Since 1977, Illinois has had one of the strongest conscience clauses in the country, according to Americans United for Life, a public interest law firm that opposes abortion. But Blagojevich’s order last year imposed one of the strongest must-fill regulations in the nation, requiring store owners to stock the drug and to display signs outlining the rights of patients to have their prescriptions filled. The apparent contradiction in policies has led to numerous lawsuits and confusion for pharmacists.

Four pharmacists fired by Walgreen’s last year for saying they wouldn’t dispense emergency contraception are challenging their termination; their complaint is now with the Equal Employment Opportunity Commission. Other pharmacy owners who worry they could lose their stores are in court challenging the governor’s rule mandating that they stock the morning-after pill.

History of conscience clauses

The controversy over women’s access to Plan B has parallels in the abortion debate, not just in principles but in tactics.

The introduction of Plan B as a prescription drug in 1999 – and the manufacturer’s application to the FDA in 2003 for over-the-counter sales — sparked a renewed interest in conscience clauses, which first cropped up following the U.S. Supreme Court’s 1973 Roe. v. Wade decision legalizing abortion.

According to the Congressional Research Service , the first conscience clause to become law was passed by Congress in 1973.

The so-called Church Amendment – named for U.S. Sen. Frank Church, D-Idaho – prohibited officials from forcing federally funded health-care providers to perform abortions.
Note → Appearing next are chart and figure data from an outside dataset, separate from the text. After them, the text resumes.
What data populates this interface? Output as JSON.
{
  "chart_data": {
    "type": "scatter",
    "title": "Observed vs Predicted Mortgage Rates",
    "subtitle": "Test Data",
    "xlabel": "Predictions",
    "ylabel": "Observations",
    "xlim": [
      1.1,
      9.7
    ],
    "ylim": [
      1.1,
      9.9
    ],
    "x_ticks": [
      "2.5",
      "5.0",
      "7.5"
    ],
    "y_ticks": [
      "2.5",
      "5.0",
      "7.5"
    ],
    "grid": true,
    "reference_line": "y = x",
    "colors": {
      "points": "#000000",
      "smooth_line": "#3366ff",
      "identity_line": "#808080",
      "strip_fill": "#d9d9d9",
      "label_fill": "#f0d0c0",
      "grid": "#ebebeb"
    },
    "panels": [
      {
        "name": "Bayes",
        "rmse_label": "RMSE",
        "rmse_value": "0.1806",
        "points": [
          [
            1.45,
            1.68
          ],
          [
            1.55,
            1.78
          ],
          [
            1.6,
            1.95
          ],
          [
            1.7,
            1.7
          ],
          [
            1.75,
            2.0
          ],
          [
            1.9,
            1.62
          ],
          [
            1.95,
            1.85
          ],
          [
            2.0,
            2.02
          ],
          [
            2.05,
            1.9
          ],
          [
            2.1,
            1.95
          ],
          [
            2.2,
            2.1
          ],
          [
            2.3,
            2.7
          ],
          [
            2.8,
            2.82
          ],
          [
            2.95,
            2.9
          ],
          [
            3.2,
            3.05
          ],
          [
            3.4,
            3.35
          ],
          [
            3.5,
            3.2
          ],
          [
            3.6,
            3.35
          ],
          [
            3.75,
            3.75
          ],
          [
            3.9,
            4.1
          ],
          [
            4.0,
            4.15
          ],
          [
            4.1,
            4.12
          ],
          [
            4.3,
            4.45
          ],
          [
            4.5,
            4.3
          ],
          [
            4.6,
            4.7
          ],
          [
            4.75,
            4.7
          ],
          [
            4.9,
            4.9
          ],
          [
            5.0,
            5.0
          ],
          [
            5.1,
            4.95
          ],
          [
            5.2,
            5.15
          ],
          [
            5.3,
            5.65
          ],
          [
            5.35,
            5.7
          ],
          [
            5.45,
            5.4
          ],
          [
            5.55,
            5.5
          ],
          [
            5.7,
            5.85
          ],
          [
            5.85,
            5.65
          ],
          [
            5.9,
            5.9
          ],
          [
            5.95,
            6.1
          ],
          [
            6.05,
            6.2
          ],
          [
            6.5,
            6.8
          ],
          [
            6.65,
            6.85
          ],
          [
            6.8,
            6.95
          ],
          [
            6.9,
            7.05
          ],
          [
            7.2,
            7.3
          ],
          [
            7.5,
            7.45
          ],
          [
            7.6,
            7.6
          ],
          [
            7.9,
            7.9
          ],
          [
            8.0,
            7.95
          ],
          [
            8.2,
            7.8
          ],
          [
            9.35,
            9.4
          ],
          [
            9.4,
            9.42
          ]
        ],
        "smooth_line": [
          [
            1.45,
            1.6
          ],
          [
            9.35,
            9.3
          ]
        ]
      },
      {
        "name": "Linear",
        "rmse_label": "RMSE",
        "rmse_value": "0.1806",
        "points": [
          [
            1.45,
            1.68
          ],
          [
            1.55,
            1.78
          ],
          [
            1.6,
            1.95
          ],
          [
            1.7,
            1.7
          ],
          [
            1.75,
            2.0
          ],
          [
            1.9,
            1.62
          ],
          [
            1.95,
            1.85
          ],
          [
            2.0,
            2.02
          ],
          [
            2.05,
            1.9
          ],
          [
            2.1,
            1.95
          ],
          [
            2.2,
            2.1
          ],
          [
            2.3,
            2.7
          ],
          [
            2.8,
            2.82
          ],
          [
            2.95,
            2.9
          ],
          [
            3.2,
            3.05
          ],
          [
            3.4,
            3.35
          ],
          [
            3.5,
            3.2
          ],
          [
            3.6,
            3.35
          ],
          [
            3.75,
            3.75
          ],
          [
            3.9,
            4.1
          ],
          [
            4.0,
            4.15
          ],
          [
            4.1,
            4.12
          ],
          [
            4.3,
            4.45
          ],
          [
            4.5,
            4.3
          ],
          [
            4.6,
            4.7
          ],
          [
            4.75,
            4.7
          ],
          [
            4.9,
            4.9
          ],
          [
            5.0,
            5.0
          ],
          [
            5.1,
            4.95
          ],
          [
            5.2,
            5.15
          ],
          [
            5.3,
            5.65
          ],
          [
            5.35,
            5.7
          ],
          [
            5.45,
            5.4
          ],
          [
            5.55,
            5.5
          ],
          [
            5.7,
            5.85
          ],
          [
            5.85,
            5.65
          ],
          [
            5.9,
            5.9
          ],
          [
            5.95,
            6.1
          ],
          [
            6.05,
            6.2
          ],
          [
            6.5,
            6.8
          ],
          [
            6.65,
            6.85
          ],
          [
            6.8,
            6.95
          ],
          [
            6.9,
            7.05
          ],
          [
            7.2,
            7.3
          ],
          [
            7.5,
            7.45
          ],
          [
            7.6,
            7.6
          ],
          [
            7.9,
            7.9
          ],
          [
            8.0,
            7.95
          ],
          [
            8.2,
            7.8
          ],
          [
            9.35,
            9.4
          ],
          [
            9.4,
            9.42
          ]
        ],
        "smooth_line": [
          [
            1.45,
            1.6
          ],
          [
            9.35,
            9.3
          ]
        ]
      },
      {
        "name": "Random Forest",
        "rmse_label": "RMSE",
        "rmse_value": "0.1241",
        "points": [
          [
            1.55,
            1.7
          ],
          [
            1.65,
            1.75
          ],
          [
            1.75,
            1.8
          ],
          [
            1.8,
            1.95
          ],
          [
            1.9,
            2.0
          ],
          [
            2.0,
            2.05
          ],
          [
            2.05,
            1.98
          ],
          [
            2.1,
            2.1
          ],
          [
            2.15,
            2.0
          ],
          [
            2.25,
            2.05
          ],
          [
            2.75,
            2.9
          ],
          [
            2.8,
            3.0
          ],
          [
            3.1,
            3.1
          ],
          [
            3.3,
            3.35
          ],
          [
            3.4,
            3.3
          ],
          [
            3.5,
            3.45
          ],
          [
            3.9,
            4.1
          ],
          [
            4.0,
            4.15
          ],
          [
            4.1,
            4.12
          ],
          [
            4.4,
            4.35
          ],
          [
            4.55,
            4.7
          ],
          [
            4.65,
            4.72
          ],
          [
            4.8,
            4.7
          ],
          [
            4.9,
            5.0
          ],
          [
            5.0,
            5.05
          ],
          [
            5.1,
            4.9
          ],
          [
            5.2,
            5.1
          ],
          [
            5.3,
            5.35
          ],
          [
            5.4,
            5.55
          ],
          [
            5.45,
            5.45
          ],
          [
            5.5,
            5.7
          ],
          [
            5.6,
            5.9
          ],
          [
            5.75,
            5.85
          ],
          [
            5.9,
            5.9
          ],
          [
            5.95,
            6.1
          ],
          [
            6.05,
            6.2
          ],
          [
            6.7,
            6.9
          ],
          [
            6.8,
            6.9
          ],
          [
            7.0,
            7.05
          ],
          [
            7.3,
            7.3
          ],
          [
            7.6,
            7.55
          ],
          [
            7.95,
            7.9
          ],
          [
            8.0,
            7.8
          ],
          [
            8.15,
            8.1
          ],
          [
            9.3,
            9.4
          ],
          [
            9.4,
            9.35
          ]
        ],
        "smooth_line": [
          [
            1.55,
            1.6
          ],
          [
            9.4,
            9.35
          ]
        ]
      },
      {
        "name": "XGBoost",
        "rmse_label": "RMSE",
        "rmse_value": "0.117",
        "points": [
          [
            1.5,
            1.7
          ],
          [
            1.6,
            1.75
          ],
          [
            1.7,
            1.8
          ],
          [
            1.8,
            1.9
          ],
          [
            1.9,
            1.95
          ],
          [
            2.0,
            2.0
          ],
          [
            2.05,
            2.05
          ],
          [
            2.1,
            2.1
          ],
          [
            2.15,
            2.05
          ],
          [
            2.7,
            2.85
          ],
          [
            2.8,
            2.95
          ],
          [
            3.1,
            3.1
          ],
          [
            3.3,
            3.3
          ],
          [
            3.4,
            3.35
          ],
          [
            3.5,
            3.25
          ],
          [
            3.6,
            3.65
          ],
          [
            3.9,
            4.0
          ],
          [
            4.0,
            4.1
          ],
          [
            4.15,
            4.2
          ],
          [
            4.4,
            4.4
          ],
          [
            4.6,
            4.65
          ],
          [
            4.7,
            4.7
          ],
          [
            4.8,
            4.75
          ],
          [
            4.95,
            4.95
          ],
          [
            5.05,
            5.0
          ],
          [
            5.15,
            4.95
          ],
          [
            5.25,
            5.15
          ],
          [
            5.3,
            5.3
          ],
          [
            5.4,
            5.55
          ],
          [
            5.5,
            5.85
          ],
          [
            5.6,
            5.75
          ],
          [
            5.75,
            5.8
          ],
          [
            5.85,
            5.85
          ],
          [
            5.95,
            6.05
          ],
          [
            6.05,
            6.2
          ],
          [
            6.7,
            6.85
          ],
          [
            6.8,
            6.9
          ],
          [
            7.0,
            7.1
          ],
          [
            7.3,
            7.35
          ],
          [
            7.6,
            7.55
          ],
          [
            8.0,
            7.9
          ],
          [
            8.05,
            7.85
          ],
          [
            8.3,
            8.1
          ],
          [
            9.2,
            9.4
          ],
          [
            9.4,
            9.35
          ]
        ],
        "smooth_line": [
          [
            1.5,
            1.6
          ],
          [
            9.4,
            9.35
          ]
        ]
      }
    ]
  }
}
Since the mid-1990s, Congress has passed numerous other restrictions to ensure that health-care professionals and insurance programs aren’t forced to participate in abortions.

Most recently, Congress began attaching a Hyde-Welden Amendment to appropriation bills in 2004. It bars government agencies from treating health-care providers differently for refusing to perform or pay for abortions.

States rapidly adopted conscience clauses – mostly for abortion – after the Church Amendment.

Today, 46 states specifically give doctors the right to refuse to perform abortions, according to the Guttmacher Institute. By comparison, 16 states similarly shield doctors who object to performing sterilization, and nine have laws allowing doctors to refuse to prescribe contraception.